“Where your
treasure is … there your heart is, also.” Note that Jesus’ Sermon on the Mount teaching doesn’t turn those clauses the other
way around. Jesus
does not say, “Where your heart is, your treasure will follow.” Instead, Jesus
says, “Where your treasure is …” well …
Think Jesus
cared or talked little about money? Think again! As with the
story of the widow and her two small coins today, over half of Jesus’
consummate spiritual teachings – his parables – deal head-on with economic
matters of his day.
For as many a married or otherwise committed
couple knows …
As anyone who has ever saved money for a
future knows …
As every victim of Sandy who lost their
possessions knows …
As every church seeking to do the ministry of
Jesus knows …
The economic
just might be the most spiritual matter of all.
In today’s
gospel passage – in the gospels throughout – we discover Jesus saves his strongest
words of reproof for those who take and those who horde: “Beware
of the scribes. They devour widows’ houses
and for the sake of appearance say long prayers. They will receive” – hear
these words – “the greater condemnation.”
And
then Jesus takes a seat, opposite the temple treasury.

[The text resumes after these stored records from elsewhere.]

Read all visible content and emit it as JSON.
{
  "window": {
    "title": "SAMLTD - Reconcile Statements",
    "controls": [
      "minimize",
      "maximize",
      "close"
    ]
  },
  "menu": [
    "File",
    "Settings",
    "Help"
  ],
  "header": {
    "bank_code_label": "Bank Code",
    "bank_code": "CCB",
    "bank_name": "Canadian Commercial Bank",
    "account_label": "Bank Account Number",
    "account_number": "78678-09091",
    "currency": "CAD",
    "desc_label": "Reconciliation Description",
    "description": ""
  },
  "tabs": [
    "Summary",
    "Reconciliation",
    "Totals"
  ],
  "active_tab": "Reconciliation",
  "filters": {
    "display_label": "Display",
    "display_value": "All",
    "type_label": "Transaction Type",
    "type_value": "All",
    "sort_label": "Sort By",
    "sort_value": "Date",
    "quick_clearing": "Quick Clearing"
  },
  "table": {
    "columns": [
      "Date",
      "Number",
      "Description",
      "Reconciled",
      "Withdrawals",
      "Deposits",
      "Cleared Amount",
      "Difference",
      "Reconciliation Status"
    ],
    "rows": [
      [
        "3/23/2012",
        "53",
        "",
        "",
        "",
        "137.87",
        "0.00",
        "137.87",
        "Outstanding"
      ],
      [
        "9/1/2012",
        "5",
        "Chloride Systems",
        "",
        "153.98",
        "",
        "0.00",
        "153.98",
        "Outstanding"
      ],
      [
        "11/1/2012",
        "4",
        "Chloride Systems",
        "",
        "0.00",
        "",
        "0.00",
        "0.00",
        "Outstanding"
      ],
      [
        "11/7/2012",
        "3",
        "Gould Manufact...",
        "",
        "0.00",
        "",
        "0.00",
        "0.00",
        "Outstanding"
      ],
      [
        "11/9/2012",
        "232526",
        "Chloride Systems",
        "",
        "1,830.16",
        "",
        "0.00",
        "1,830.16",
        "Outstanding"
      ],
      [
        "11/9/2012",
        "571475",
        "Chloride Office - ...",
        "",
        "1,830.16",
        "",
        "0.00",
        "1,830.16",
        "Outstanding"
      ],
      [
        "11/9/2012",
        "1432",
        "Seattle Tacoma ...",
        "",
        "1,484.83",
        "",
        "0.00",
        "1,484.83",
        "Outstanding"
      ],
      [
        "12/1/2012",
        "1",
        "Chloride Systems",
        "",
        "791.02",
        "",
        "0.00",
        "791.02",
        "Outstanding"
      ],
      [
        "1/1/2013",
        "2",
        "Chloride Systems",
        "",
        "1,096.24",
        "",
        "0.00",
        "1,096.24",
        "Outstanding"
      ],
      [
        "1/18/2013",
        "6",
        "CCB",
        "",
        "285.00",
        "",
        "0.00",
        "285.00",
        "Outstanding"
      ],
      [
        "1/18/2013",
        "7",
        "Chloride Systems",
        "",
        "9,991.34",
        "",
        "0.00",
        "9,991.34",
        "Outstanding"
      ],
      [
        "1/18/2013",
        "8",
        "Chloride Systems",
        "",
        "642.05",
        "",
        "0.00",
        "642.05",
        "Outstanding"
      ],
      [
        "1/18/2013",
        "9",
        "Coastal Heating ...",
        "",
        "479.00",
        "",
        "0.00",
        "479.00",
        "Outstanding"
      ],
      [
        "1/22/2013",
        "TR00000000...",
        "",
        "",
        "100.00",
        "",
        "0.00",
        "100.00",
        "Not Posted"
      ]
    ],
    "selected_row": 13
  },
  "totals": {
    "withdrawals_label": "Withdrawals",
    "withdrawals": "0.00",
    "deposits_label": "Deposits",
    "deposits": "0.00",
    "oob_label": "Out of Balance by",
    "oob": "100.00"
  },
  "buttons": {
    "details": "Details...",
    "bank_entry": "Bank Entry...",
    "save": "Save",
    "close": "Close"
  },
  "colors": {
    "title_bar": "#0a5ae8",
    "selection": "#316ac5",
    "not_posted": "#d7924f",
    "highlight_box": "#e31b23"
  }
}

How a Jewish prophet
symbolically sits when preparing to cast a judgment on the “opposition”. For
contrary to popular pious renderings of this story, Jesus does not at the end
of this story simply extol the widow for her generosity to the treasury. He
excoriates the authorities who prompt her to do this.
He
actually does both in this story, I believe. He lifts up the love (“this poor
widow has put in more”) and he condemns the injustice (“they devour widows’
houses”). The twin pillars of Jesus' spiritual teachings: being loving, and doing justice.
Twin spiritual pillars propping up the edifice of these seven simple verses.
All about the use and misuse of our money. For Jesus knew –
he really, really knew – that the economic just might be the most spiritual
matter of all.
Still skeptical? Consider the intimate connection between the “secular” word “economics” and the “spiritual” word “ecumenical”. As some of you know, ecumenical is a church word used to describe Christian cooperative efforts.
Still skeptical? Consider the intimate connection between the “secular” word “economics” and the “spiritual” word “ecumenical”. As some of you know, ecumenical is a church word used to describe Christian cooperative efforts.
Both economics and ecumenical find their root in the
Greek word oikos: “house”. Both words,
in other words, hearken to how we operate the houses – the communities – we
live in. The
economic and the ecumenical: So closely related! For as a modern-day prophet recently
pointed out, every budget of every “house” – home, church, or federal – is at
its heart a spiritual document.
The economic just might be the most spiritual matter of
all.
Still skeptical? Let us move beyond the connections between these two more technical words to the interchangeable meanings of eight quite everyday words.
Still skeptical? Let us move beyond the connections between these two more technical words to the interchangeable meanings of eight quite everyday words.
Save … Redeem …Worth ... Value … Trust … Bond ... Possess ... Debt.
Is each word economic … or, is each word spiritual? Or how about, “both of the above”? Going down the list:
- We save for the future. God saves us in Jesus, for the future … and for the present.
- We redeem coupons. God redeems relationships.
- “What’s the worth of your estate?” “What’s the value of your property?” God finds infinite worth, and infinite value, in each human being … in every aspect of the divine creation.
- We put our savings in trusts and bonds. Yet long before we found the words on our coins, our churches have taught us, “In God We Trust”. And long before most citizens played the market, churches have sung, “Blest Be the Ties that Bind.”
- We may own a few possessions, and we may sometimes go into debt to get more. In the process, we can become possessed by something other than God, though God forgives debts and debtors both.
Save … Redeem … Worth … Value … Trust … Bond … Possess … Debt. Eight words that the world teaches and the church teaches, both.
What the world teaches in one way, God teaches us in another. Which begs a new question: For each of these words, which of these teachings is more important to us? How the world teaches? Or how God teaches?
And if your answer – as I hope – is located with the latter: Shouldn’t all of these eight economic things we push across counters and move between accounts, be at the primary beck-and-call of the One who so graciously, so generously, so lavishly bestowed them upon us, to begin with?
And yet, if our ultimate faith question is conceptual -- “Could the economic be the most spiritual matter of all?” -- what difference does it make in our lives to answer, "Yes!"? It is our “Yes!” to the relational that counts; it always is. The widow’s “Yes!” to a question quite the reverse of the sermon’s title question.
And that
question is this: “Could
the most spiritual matter of all to us
be how we return economically what is God’s, to begin with?